I don’t want to go too much into detail about quantizations, here, but just state, that a quantization to 4 bit (the q4) is a sensible compromise and that it’s usually recommended to run larger models with up to q4 quantization than smaller ones without or lower quantization. When it comes to quantization methods, I refer you to the excellent TheBloke. He provides many quantizations for many models and also desribes the recommended use cases. This is what he says about Q4_0:

[Q4_0] - legacy; small, very high quality loss - prefer using Q3_K_M

– TheBloke

Anyway, let’s stick with the default method, here, and try to run a model that is too large for my GPU, even in this level of quantization:

ollama run llama2:13b-chat

It works.

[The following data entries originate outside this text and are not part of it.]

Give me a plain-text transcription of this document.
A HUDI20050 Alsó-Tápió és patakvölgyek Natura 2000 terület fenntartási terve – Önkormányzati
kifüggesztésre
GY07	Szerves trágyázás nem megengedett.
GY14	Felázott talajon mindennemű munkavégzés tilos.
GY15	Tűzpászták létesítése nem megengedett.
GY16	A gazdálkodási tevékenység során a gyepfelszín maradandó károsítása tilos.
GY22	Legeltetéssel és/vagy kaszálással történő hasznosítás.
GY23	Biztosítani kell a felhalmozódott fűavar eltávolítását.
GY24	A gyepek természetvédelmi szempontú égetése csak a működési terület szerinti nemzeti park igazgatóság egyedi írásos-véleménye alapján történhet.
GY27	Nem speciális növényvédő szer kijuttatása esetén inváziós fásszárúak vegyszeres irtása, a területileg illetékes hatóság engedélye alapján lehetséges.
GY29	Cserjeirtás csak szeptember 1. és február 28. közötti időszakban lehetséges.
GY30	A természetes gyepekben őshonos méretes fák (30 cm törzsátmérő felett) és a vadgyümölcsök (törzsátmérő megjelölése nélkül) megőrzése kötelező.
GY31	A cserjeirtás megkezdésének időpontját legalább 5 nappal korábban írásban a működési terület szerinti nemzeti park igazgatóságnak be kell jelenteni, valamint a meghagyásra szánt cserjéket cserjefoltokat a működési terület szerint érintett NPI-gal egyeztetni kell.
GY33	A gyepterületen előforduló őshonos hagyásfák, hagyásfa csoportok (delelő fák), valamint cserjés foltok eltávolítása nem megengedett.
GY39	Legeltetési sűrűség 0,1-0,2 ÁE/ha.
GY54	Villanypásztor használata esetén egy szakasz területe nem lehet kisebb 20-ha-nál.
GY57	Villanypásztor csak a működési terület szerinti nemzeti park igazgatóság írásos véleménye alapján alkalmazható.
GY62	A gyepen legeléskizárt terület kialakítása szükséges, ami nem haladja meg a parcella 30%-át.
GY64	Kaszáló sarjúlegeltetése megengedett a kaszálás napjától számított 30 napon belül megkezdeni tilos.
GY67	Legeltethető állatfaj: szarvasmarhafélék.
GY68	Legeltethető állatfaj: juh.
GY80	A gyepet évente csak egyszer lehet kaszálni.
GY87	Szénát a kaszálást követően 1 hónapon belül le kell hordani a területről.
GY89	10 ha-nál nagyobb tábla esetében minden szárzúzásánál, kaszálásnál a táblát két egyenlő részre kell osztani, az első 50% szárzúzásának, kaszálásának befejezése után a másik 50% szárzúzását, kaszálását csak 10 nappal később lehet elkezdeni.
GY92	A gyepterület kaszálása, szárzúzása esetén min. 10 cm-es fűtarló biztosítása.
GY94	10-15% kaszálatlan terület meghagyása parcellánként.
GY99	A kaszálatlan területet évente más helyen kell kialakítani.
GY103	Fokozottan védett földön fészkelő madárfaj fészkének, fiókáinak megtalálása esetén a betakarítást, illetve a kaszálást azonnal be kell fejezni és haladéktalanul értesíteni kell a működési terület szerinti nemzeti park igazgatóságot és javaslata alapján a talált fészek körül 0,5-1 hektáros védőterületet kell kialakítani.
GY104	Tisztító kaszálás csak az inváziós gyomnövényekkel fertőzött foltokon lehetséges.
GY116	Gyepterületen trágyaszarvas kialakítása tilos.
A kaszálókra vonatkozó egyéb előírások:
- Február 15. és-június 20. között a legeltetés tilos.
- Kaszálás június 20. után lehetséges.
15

This is possible, because Ollama lets llama.cpp run only some of the layers on the GPU. You can configure how many, exactly, but I leave this for another post.

At this point, you have Ollama running on your mashine with three interesting large language models, and you can prompt them with the command line tool and use the models via an OpenAI API compatible REST API. Next, you will get a very nice chat web ui, but first, test if the server now runs and actually serves a model:

(Invoke-WebRequest -method POST -Body '{"model":"llama2", "prompt":"Why is the sky blue?", "stream": false}' -uri http://localhost:11434/api/generate ).Content | ConvertFrom-json

Installing and Using OpenWebUI with Ollama

OpenWebUI (Formerly Ollama WebUI) is a ChatGPT-Style Web Interface for Ollama. It’s inspired by the OpenAI ChatGPT web UI, very user friendly, and feature-rich. Most importantly, it works great with Ollama.

The easiest way to install OpenWebUI is with Docker. To use this method, you need a Docker engine, like Docker Desktop or Rancher Desktop running on your local machine. I use it with Docker Desktop. With this in place, installing OpenWebUI is as simple as entering the following command:

docker run -d -p 3000:8080 --add-host=host.docker.internal:host-gateway -v open-webui:/app/backend/data --name open-webui --restart always ghcr.io/open-webui/open-webui:main

If you get a security warning, you need to confirm it so that Docker is allowed to run a server.

Now you can browse to [http://localhost:3000/], register a local account and start chatting. Select a model from the list, and enter a prompt. You can also try the llava model by uploading an image, if you like.

Happy prompting.

This post is licensed under CC BY 4.0 by the author.